Il y a des courses qui ne ressemblent à aucune autre. La CIC Normandy Channel Race en fait partie. Environ 1 000 milles depuis Caen, à slalomer entre cargos, courants et caps dans l’un des axes maritimes les plus fréquentés au monde. Un parcours exigeant, tactique, rapide, où la Manche et la Mer Celtique ne font pas de cadeau. Pour Mikaël Mergui, skipper du projet Centrakor Hirsch, cette édition 2026 a une résonance toute particulière : c’est sa troisième participation. Et la première reste gravée dans sa mémoire comme le point de départ de toute sa carrière en Class40.
Quand Mikaël Mergui prend le départ de la CIC Normandy Channel Race pour la première fois, il ne sait pas encore que cette décision va marquer le point de départ de son aventure en Class40. À l’époque, il engage ses propres fonds pour louer un bateau et prendre le départ. Une seule question en tête : est-ce que ce support est fait pour lui ?
La réponse sera évidemment oui. Cette première participation marque un véritable tournant pour lui : convaincu par le support et par l’intensité de la compétition, Mikaël se lance à fond dans l’aventure Class40. Une décision qui le mènera par la suite à se qualifier pour les courses les plus mythiques : la Route du Rhum et la Transat Café L’Or.
Cette première édition avait également donné naissance à une belle histoire de marins avec Emmanuel Hamez, rencontré presque par hasard à la suite d’un changement de co-skipper de dernière minute.
Un duo inédit pour cette troisième participation
Quelques jours seulement après sa remarquable deuxième place autour du monde en Class40, Benoît Hantzperg rejoint Mikael à bord. Un duo inédit qui s’appuie sur l’expérience des deux marins mais aussi sur leur complémentarité et leur intuition.
« J’avais très envie de naviguer avec Benoît. À terre, je trouve que c’est quelqu’un de très drôle, mais aussi hyper pointu. Ça fait très longtemps que je voulais naviguer avec lui. Quand je l’ai appelé, il était disponible, et deux jours après il passait déjà me voir au chantier. Il sort d’un tour du monde en Class40 sur exactement le même bateau que moi, forcément ça compte dans le choix. Et puis on a un peu la même manière de naviguer : beaucoup au feeling, aux sensations, à essayer de sentir le bateau plutôt que de regarder uniquement les chiffres. Il connaît aussi très bien cette course et ces zones de navigation. Sur une Normandy Channel Race où tout va très vite, c’est précieux. », raconte Mikael.

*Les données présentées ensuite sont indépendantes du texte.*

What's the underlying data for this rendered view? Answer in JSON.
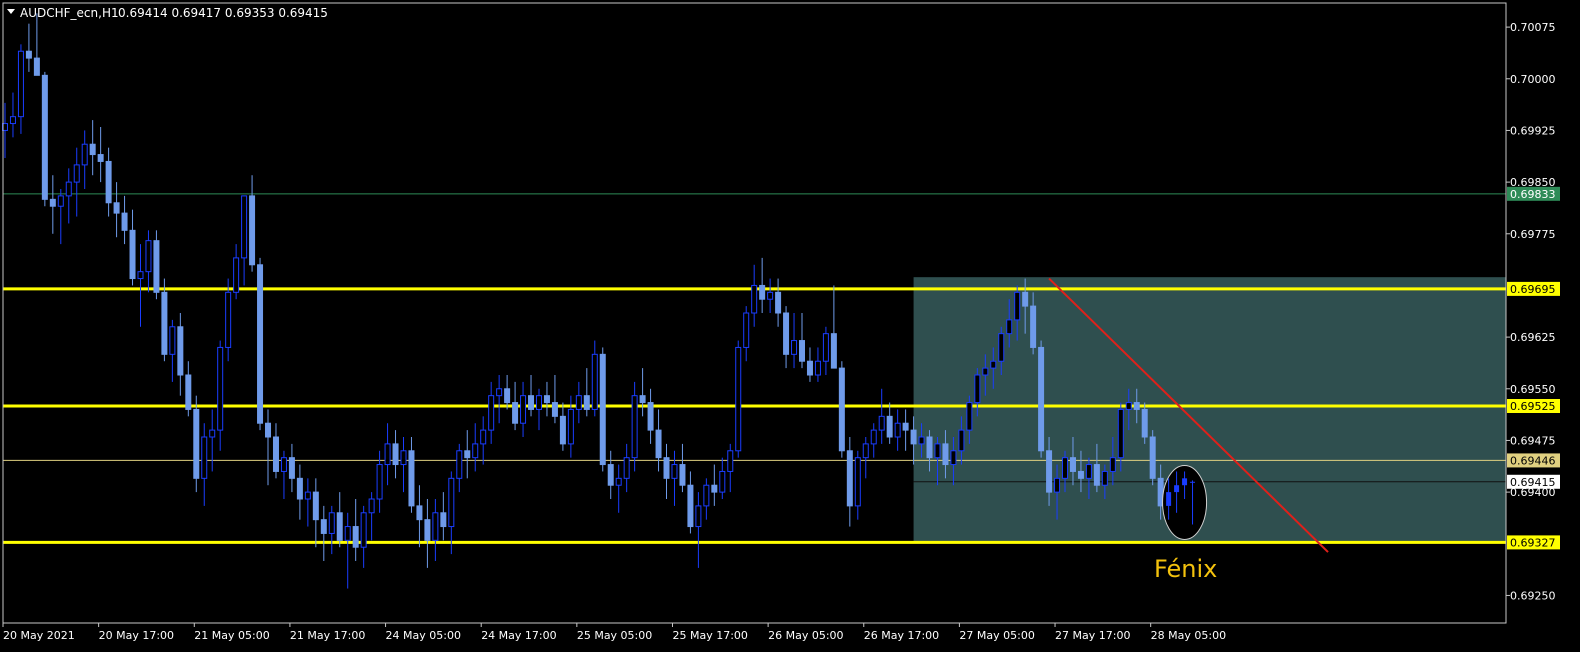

De son côté, Benoît Hantzperg insiste sur l’importance de l’expérience et de la précision sur un parcours aussi exigeant :
« Le gros atout de notre duo, je pense que c’est l’expérience. Mika commence à avoir un vrai vécu en Class40 et moi je reviens d’un tour du monde. On arrive avec des parcours différents mais très complémentaires. En plus, on connaît bien le bateau maintenant. On a aussi des voiles neuves, donc il y a forcément de l’excitation de voir comment tout ça va se comporter au près. »
Un parcours exigeant qui ne pardonne pas
La CIC Normandy Channel Race rappelle aussi les exigences extrêmes de ce sprint offshore. Il y a deux ans, Fabien Henry s’était blessé à bord du Centrakor, se cassant plusieurs côtes dans des conditions particulièrement engagées, illustration parfaite du rythme infernal imposé aux équipages. Pour Benoit Hantzperg, le vrai sujet reste toujours le même sur la CIC Normandy Channel Race :
« La météo, le courant et les bancs de sable. Le tour de l’ile de Whight avec les courants à contre sens, c’est le point piège de cette course. »
Entre expérience, instinct et complémentarité, Centrakor Hirsch s’apprête à reprendre le large sur la course qui a tout déclenché, l’une des plus tactiques et engagées du calendrier Class40. Trois éditions après, la boucle est bouclée, mais l’histoire, elle, est loin d’être terminée.